La Laïcité avec une conférence et un arbre, plus un arbre de la biodiversité à Valojoulx

Lundi 29 février, à côté de la salle des Fêtes de Valojoulx, deux arbres ont été plantés devant un parterre de quelques Maires voisins (Aubas, La Chapelle-Aubareil, Saint-Léon), d’habitants et d’enfants, ainsi que de l’écologue du CAUE de Dordogne, Yannick Coulaud. Le premier arbre qui fut planté à l’extrémité du parking, l’a été au titre de la « biodiversité », un Chêne des marais, Quercus palustris, arbre de l’ouest des États-Unis d’Amérique introduit en Europe dès 1770, pouvant atteindre 20 m de hauteur et dont le feuillage devrait être éclatant à l’automne. L’opération s’est déroulée avec le concours d’enfants à qui l’on a également demandé de baptiser l’arbre ; ils ont choisi « Biovalo » comme nom.
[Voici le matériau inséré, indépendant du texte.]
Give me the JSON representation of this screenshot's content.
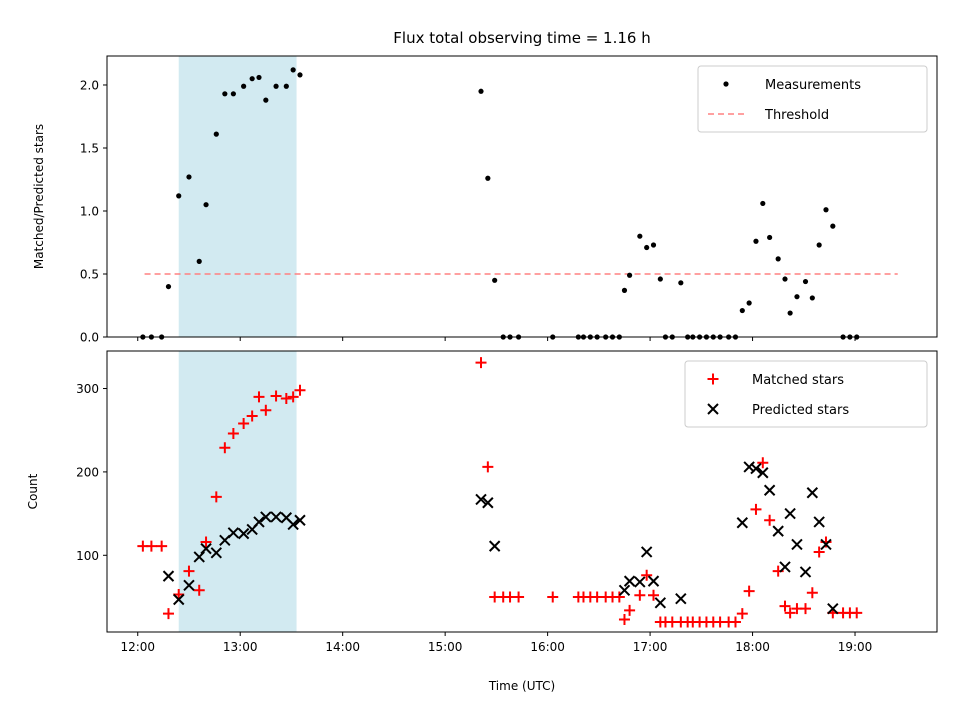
{
  "figure": {
    "title": "Flux total observing time = 1.16 h"
  },
  "chart_data": [
    {
      "type": "scatter",
      "ylabel": "Matched/Predicted stars",
      "xlim": [
        "11:42",
        "19:48"
      ],
      "ylim": [
        0,
        2.23
      ],
      "yticks": [
        "0.0",
        "0.5",
        "1.0",
        "1.5",
        "2.0"
      ],
      "shaded_span": {
        "start": "12:24",
        "end": "13:33",
        "color": "#add8e6"
      },
      "legend": {
        "position": "upper right",
        "entries": [
          "Measurements",
          "Threshold"
        ]
      },
      "threshold": {
        "name": "Threshold",
        "value": 0.5,
        "x_start": "12:04",
        "x_end": "19:25",
        "color": "#ff8080",
        "style": "dashed"
      },
      "series": [
        {
          "name": "Measurements",
          "marker": "dot",
          "color": "#000000",
          "points": [
            [
              "12:03",
              0
            ],
            [
              "12:08",
              0
            ],
            [
              "12:14",
              0
            ],
            [
              "12:18",
              0.4
            ],
            [
              "12:24",
              1.12
            ],
            [
              "12:30",
              1.27
            ],
            [
              "12:36",
              0.6
            ],
            [
              "12:40",
              1.05
            ],
            [
              "12:46",
              1.61
            ],
            [
              "12:51",
              1.93
            ],
            [
              "12:56",
              1.93
            ],
            [
              "13:02",
              1.99
            ],
            [
              "13:07",
              2.05
            ],
            [
              "13:11",
              2.06
            ],
            [
              "13:15",
              1.88
            ],
            [
              "13:21",
              1.99
            ],
            [
              "13:27",
              1.99
            ],
            [
              "13:31",
              2.12
            ],
            [
              "13:35",
              2.08
            ],
            [
              "15:21",
              1.95
            ],
            [
              "15:25",
              1.26
            ],
            [
              "15:29",
              0.45
            ],
            [
              "15:34",
              0
            ],
            [
              "15:38",
              0
            ],
            [
              "15:43",
              0
            ],
            [
              "16:03",
              0
            ],
            [
              "16:18",
              0
            ],
            [
              "16:21",
              0
            ],
            [
              "16:25",
              0
            ],
            [
              "16:29",
              0
            ],
            [
              "16:34",
              0
            ],
            [
              "16:38",
              0
            ],
            [
              "16:42",
              0
            ],
            [
              "16:45",
              0.37
            ],
            [
              "16:48",
              0.49
            ],
            [
              "16:54",
              0.8
            ],
            [
              "16:58",
              0.71
            ],
            [
              "17:02",
              0.73
            ],
            [
              "17:06",
              0.46
            ],
            [
              "17:09",
              0
            ],
            [
              "17:13",
              0
            ],
            [
              "17:18",
              0.43
            ],
            [
              "17:22",
              0
            ],
            [
              "17:25",
              0
            ],
            [
              "17:29",
              0
            ],
            [
              "17:33",
              0
            ],
            [
              "17:37",
              0
            ],
            [
              "17:41",
              0
            ],
            [
              "17:46",
              0
            ],
            [
              "17:50",
              0
            ],
            [
              "17:54",
              0.21
            ],
            [
              "17:58",
              0.27
            ],
            [
              "18:02",
              0.76
            ],
            [
              "18:06",
              1.06
            ],
            [
              "18:10",
              0.79
            ],
            [
              "18:15",
              0.62
            ],
            [
              "18:19",
              0.46
            ],
            [
              "18:22",
              0.19
            ],
            [
              "18:26",
              0.32
            ],
            [
              "18:31",
              0.44
            ],
            [
              "18:35",
              0.31
            ],
            [
              "18:39",
              0.73
            ],
            [
              "18:43",
              1.01
            ],
            [
              "18:47",
              0.88
            ],
            [
              "18:53",
              0
            ],
            [
              "18:57",
              0
            ],
            [
              "19:01",
              0
            ]
          ]
        }
      ]
    },
    {
      "type": "scatter",
      "xlabel": "Time (UTC)",
      "ylabel": "Count",
      "xlim": [
        "11:42",
        "19:48"
      ],
      "ylim": [
        8,
        345
      ],
      "xticks": [
        "12:00",
        "13:00",
        "14:00",
        "15:00",
        "16:00",
        "17:00",
        "18:00",
        "19:00"
      ],
      "yticks": [
        "100",
        "200",
        "300"
      ],
      "shaded_span": {
        "start": "12:24",
        "end": "13:33",
        "color": "#add8e6"
      },
      "legend": {
        "position": "upper right",
        "entries": [
          "Matched stars",
          "Predicted stars"
        ]
      },
      "series": [
        {
          "name": "Matched stars",
          "marker": "plus",
          "color": "#ff0000",
          "points": [
            [
              "12:03",
              111
            ],
            [
              "12:08",
              111
            ],
            [
              "12:14",
              111
            ],
            [
              "12:18",
              30
            ],
            [
              "12:24",
              53
            ],
            [
              "12:30",
              81
            ],
            [
              "12:36",
              58
            ],
            [
              "12:40",
              116
            ],
            [
              "12:46",
              170
            ],
            [
              "12:51",
              229
            ],
            [
              "12:56",
              246
            ],
            [
              "13:02",
              258
            ],
            [
              "13:07",
              267
            ],
            [
              "13:11",
              290
            ],
            [
              "13:15",
              274
            ],
            [
              "13:21",
              291
            ],
            [
              "13:27",
              288
            ],
            [
              "13:31",
              290
            ],
            [
              "13:35",
              298
            ],
            [
              "15:21",
              331
            ],
            [
              "15:25",
              206
            ],
            [
              "15:29",
              50
            ],
            [
              "15:34",
              50
            ],
            [
              "15:38",
              50
            ],
            [
              "15:43",
              50
            ],
            [
              "16:03",
              50
            ],
            [
              "16:18",
              50
            ],
            [
              "16:21",
              50
            ],
            [
              "16:25",
              50
            ],
            [
              "16:29",
              50
            ],
            [
              "16:34",
              50
            ],
            [
              "16:38",
              50
            ],
            [
              "16:42",
              50
            ],
            [
              "16:45",
              23
            ],
            [
              "16:48",
              34
            ],
            [
              "16:54",
              52
            ],
            [
              "16:58",
              76
            ],
            [
              "17:02",
              52
            ],
            [
              "17:06",
              20
            ],
            [
              "17:09",
              20
            ],
            [
              "17:13",
              20
            ],
            [
              "17:18",
              20
            ],
            [
              "17:22",
              20
            ],
            [
              "17:25",
              20
            ],
            [
              "17:29",
              20
            ],
            [
              "17:33",
              20
            ],
            [
              "17:37",
              20
            ],
            [
              "17:41",
              20
            ],
            [
              "17:46",
              20
            ],
            [
              "17:50",
              20
            ],
            [
              "17:54",
              30
            ],
            [
              "17:58",
              57
            ],
            [
              "18:02",
              155
            ],
            [
              "18:06",
              211
            ],
            [
              "18:10",
              142
            ],
            [
              "18:15",
              81
            ],
            [
              "18:19",
              39
            ],
            [
              "18:22",
              31
            ],
            [
              "18:26",
              36
            ],
            [
              "18:31",
              36
            ],
            [
              "18:35",
              55
            ],
            [
              "18:39",
              104
            ],
            [
              "18:43",
              116
            ],
            [
              "18:47",
              31
            ],
            [
              "18:53",
              31
            ],
            [
              "18:57",
              31
            ],
            [
              "19:01",
              31
            ]
          ]
        },
        {
          "name": "Predicted stars",
          "marker": "x",
          "color": "#000000",
          "points": [
            [
              "12:18",
              75
            ],
            [
              "12:24",
              47
            ],
            [
              "12:30",
              64
            ],
            [
              "12:36",
              98
            ],
            [
              "12:40",
              108
            ],
            [
              "12:46",
              103
            ],
            [
              "12:51",
              118
            ],
            [
              "12:56",
              127
            ],
            [
              "13:02",
              126
            ],
            [
              "13:07",
              131
            ],
            [
              "13:11",
              140
            ],
            [
              "13:15",
              146
            ],
            [
              "13:21",
              146
            ],
            [
              "13:27",
              145
            ],
            [
              "13:31",
              137
            ],
            [
              "13:35",
              142
            ],
            [
              "15:21",
              167
            ],
            [
              "15:25",
              163
            ],
            [
              "15:29",
              111
            ],
            [
              "16:45",
              58
            ],
            [
              "16:48",
              69
            ],
            [
              "16:54",
              68
            ],
            [
              "16:58",
              104
            ],
            [
              "17:02",
              69
            ],
            [
              "17:06",
              43
            ],
            [
              "17:18",
              48
            ],
            [
              "17:54",
              139
            ],
            [
              "17:58",
              206
            ],
            [
              "18:02",
              204
            ],
            [
              "18:06",
              199
            ],
            [
              "18:10",
              178
            ],
            [
              "18:15",
              129
            ],
            [
              "18:19",
              86
            ],
            [
              "18:22",
              150
            ],
            [
              "18:26",
              113
            ],
            [
              "18:31",
              80
            ],
            [
              "18:35",
              175
            ],
            [
              "18:39",
              140
            ],
            [
              "18:43",
              113
            ],
            [
              "18:47",
              36
            ]
          ]
        }
      ]
    }
  ]
}
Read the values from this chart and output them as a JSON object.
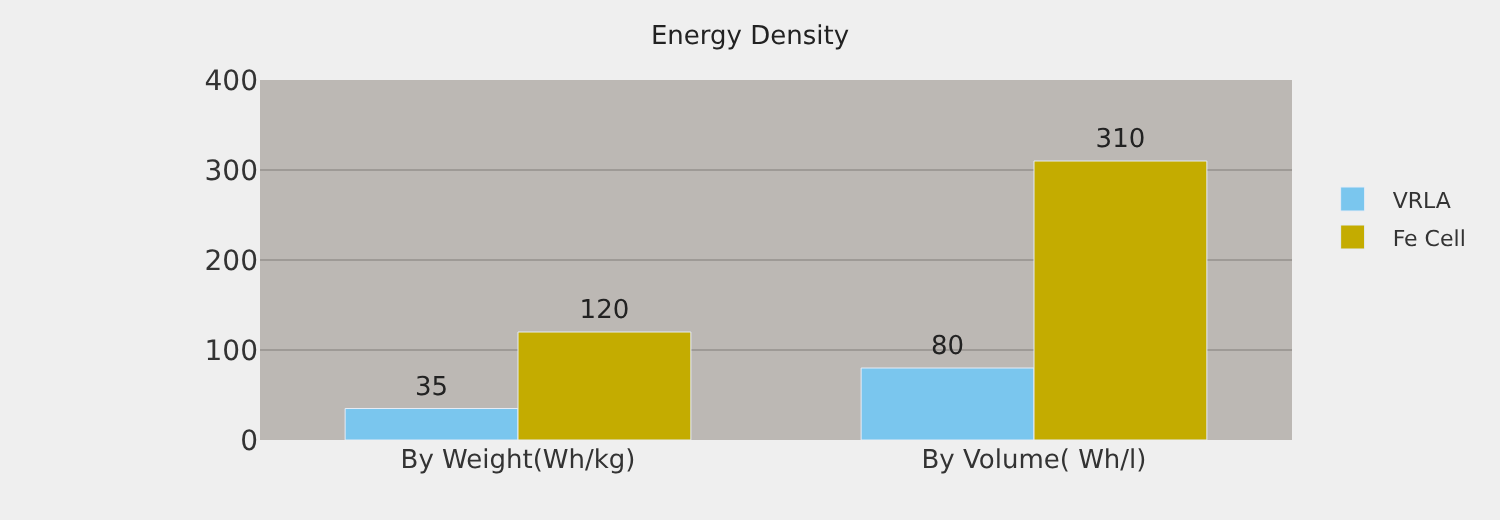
{
  "chart_data": {
    "type": "bar",
    "title": "Energy Density",
    "categories": [
      "By Weight(Wh/kg)",
      "By Volume( Wh/l)"
    ],
    "series": [
      {
        "name": "VRLA",
        "color": "#7ac6ee",
        "values": [
          35,
          80
        ]
      },
      {
        "name": "Fe Cell",
        "color": "#c4ac00",
        "values": [
          120,
          310
        ]
      }
    ],
    "ylim": [
      0,
      400
    ],
    "yticks": [
      0,
      100,
      200,
      300,
      400
    ],
    "grid": "y",
    "legend": "right",
    "data_labels": true
  }
}
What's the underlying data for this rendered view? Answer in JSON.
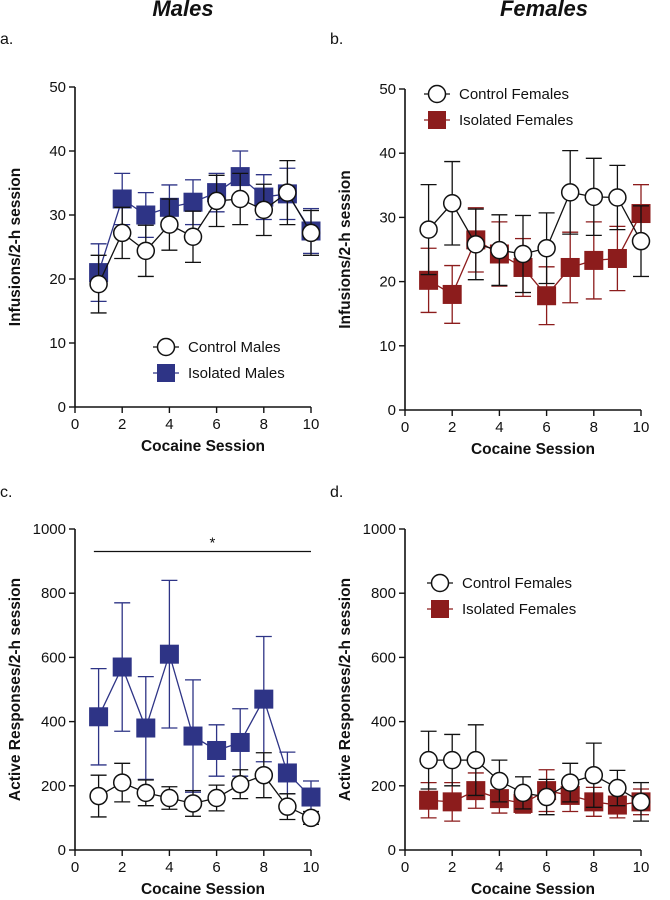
{
  "colors": {
    "control_fill": "#ffffff",
    "control_stroke": "#111111",
    "male_iso": "#2e3486",
    "female_iso": "#8c1c1c",
    "axis": "#111111"
  },
  "headers": {
    "males": "Males",
    "females": "Females"
  },
  "chart_data": [
    {
      "id": "a",
      "type": "line",
      "panel_label": "a.",
      "title": "",
      "xlabel": "Cocaine Session",
      "ylabel": "Infusions/2-h session",
      "xlim": [
        0,
        10
      ],
      "ylim": [
        0,
        50
      ],
      "xticks": [
        0,
        2,
        4,
        6,
        8,
        10
      ],
      "yticks": [
        0,
        10,
        20,
        30,
        40,
        50
      ],
      "legend_position": "bottom-right",
      "x": [
        1,
        2,
        3,
        4,
        5,
        6,
        7,
        8,
        9,
        10
      ],
      "series": [
        {
          "name": "Isolated Males",
          "marker": "square",
          "color": "#2e3486",
          "values": [
            21,
            32.5,
            30,
            31.2,
            32,
            33.5,
            36,
            32.8,
            33.3,
            27.5
          ],
          "err": [
            4.5,
            4.0,
            3.5,
            3.5,
            3.5,
            3.0,
            4.0,
            3.5,
            4.0,
            3.5
          ]
        },
        {
          "name": "Control Males",
          "marker": "circle",
          "color": "#111111",
          "values": [
            19.2,
            27.2,
            24.4,
            28.5,
            26.6,
            32.2,
            32.5,
            30.8,
            33.5,
            27.2
          ],
          "err": [
            4.5,
            4.0,
            4.0,
            4.0,
            4.0,
            4.0,
            4.0,
            4.0,
            5.0,
            3.5
          ]
        }
      ]
    },
    {
      "id": "b",
      "type": "line",
      "panel_label": "b.",
      "title": "",
      "xlabel": "Cocaine Session",
      "ylabel": "Infusions/2-h session",
      "xlim": [
        0,
        10
      ],
      "ylim": [
        0,
        50
      ],
      "xticks": [
        0,
        2,
        4,
        6,
        8,
        10
      ],
      "yticks": [
        0,
        10,
        20,
        30,
        40,
        50
      ],
      "legend_position": "top-left",
      "x": [
        1,
        2,
        3,
        4,
        5,
        6,
        7,
        8,
        9,
        10
      ],
      "series": [
        {
          "name": "Isolated Females",
          "marker": "square",
          "color": "#8c1c1c",
          "values": [
            20.2,
            18,
            26.5,
            24.3,
            22.2,
            17.8,
            22.2,
            23.3,
            23.6,
            30.6
          ],
          "err": [
            5.0,
            4.5,
            5.0,
            5.0,
            4.5,
            4.5,
            5.5,
            6.0,
            5.0,
            4.5
          ]
        },
        {
          "name": "Control Females",
          "marker": "circle",
          "color": "#111111",
          "values": [
            28.1,
            32.2,
            25.8,
            24.9,
            24.3,
            25.2,
            33.9,
            33.2,
            33.1,
            26.3
          ],
          "err": [
            7.0,
            6.5,
            5.5,
            5.5,
            6.0,
            5.5,
            6.5,
            6.0,
            5.0,
            5.5
          ]
        }
      ]
    },
    {
      "id": "c",
      "type": "line",
      "panel_label": "c.",
      "title": "",
      "xlabel": "Cocaine Session",
      "ylabel": "Active Responses/2-h session",
      "xlim": [
        0,
        10
      ],
      "ylim": [
        0,
        1000
      ],
      "xticks": [
        0,
        2,
        4,
        6,
        8,
        10
      ],
      "yticks": [
        0,
        200,
        400,
        600,
        800,
        1000
      ],
      "legend_position": "none",
      "annotation": {
        "text": "*",
        "x_from": 0.8,
        "x_to": 10,
        "y": 930
      },
      "x": [
        1,
        2,
        3,
        4,
        5,
        6,
        7,
        8,
        9,
        10
      ],
      "series": [
        {
          "name": "Isolated Males",
          "marker": "square",
          "color": "#2e3486",
          "values": [
            415,
            570,
            380,
            610,
            355,
            310,
            335,
            470,
            240,
            165
          ],
          "err": [
            150,
            200,
            160,
            230,
            175,
            80,
            105,
            195,
            65,
            50
          ]
        },
        {
          "name": "Control Males",
          "marker": "circle",
          "color": "#111111",
          "values": [
            168,
            210,
            178,
            162,
            145,
            162,
            205,
            233,
            135,
            100
          ],
          "err": [
            65,
            60,
            40,
            35,
            40,
            40,
            45,
            70,
            40,
            20
          ]
        }
      ]
    },
    {
      "id": "d",
      "type": "line",
      "panel_label": "d.",
      "title": "",
      "xlabel": "Cocaine Session",
      "ylabel": "Active Responses/2-h session",
      "xlim": [
        0,
        10
      ],
      "ylim": [
        0,
        1000
      ],
      "xticks": [
        0,
        2,
        4,
        6,
        8,
        10
      ],
      "yticks": [
        0,
        200,
        400,
        600,
        800,
        1000
      ],
      "legend_position": "top-left",
      "x": [
        1,
        2,
        3,
        4,
        5,
        6,
        7,
        8,
        9,
        10
      ],
      "series": [
        {
          "name": "Isolated Females",
          "marker": "square",
          "color": "#8c1c1c",
          "values": [
            155,
            150,
            185,
            160,
            145,
            185,
            170,
            150,
            140,
            150
          ],
          "err": [
            55,
            60,
            55,
            45,
            30,
            65,
            50,
            45,
            40,
            40
          ]
        },
        {
          "name": "Control Females",
          "marker": "circle",
          "color": "#111111",
          "values": [
            280,
            280,
            280,
            215,
            178,
            165,
            210,
            233,
            193,
            150
          ],
          "err": [
            90,
            80,
            110,
            65,
            50,
            55,
            60,
            100,
            55,
            60
          ]
        }
      ]
    }
  ]
}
Avec madame Nathalie Manet-Carbonière

Nathalie Manet-Carbonière et Yannick Coulaud, écologue du CAUE de Dordogne
Nathalie Manet-Carbonière et Yannick Coulaud, écologue du CAUE de Dordogne

Plantation d'un arbre de la Liberté et de la LaïcitéOn joue avec la biodiversité

Yannick Coulaud, écologue du CAUE de Dordogne
Yannick Coulaud, écologue du CAUE de Dordogne

Le second, à côté de la salle des Fêtes, arbre enrubanné de bleu blanc et rouge, est un tilleul nommé « Liberté » et qui est l’arbre de la liberté et de la laïcité. Sa plantation à était l’occasion pour Yannick Coulaud d’expliquer la biodiversité et de faire un jeu autour de ce concept.

Jacques Servia et Nathalie Manet-Carbonière
Jacques Servia et Nathalie Manet-Carbonière

Ensuite, changement de registre avec la conférence sur la laïcité par Jacques Servia, ancien vice-président de la Fondation du Grand Orient de France, un franc-maçon militant de la laïcité et investi depuis très longtemps dans les associations laïques. Lors de cette conférence, le public a changé, plus d’enfants, mais de nombreux adultes sont arrivés. Devant une quarantaine d’auditeurs, Jacques Servia a fait l’historique de la laïcité, insistant sur la richesse des débats et des textes, particulièrement dès la Révolution, puis en 1848 et avant 1905, tout était déjà là et parfaitement défini dès l’origine. Il insista sur la propension des religions à s’approprier et à vouloir confisquer le débat public, un combat permanent, jamais gagné définitivement.

Lors du long débat qui a suivi et qu’il a fallu raccourcir, signe de l’intérêt que suscite cette question. Nous soulignerons l’interrogation de Jean Jacques Merienne qui demanda quelle attitude avoir envers la candidature de Paris aux Jeux Olympiques, sachant que le Comité Olympique autorise depuis 2012 le port du voile et même plus lors des compétitions. Ce qui a amené des questions sur l’égalité homme femme, historiquement cela sortait déjà du sujet, pour finir sur des questions qui s’en éloignaient encore plus sur la propriété intellectuelle du vivant, voire les restrictions des informations par le monde numérique principalement dû à Google ; ce qui démontre une fois de plus l’incompréhension totale du fonctionnement de ce dernier.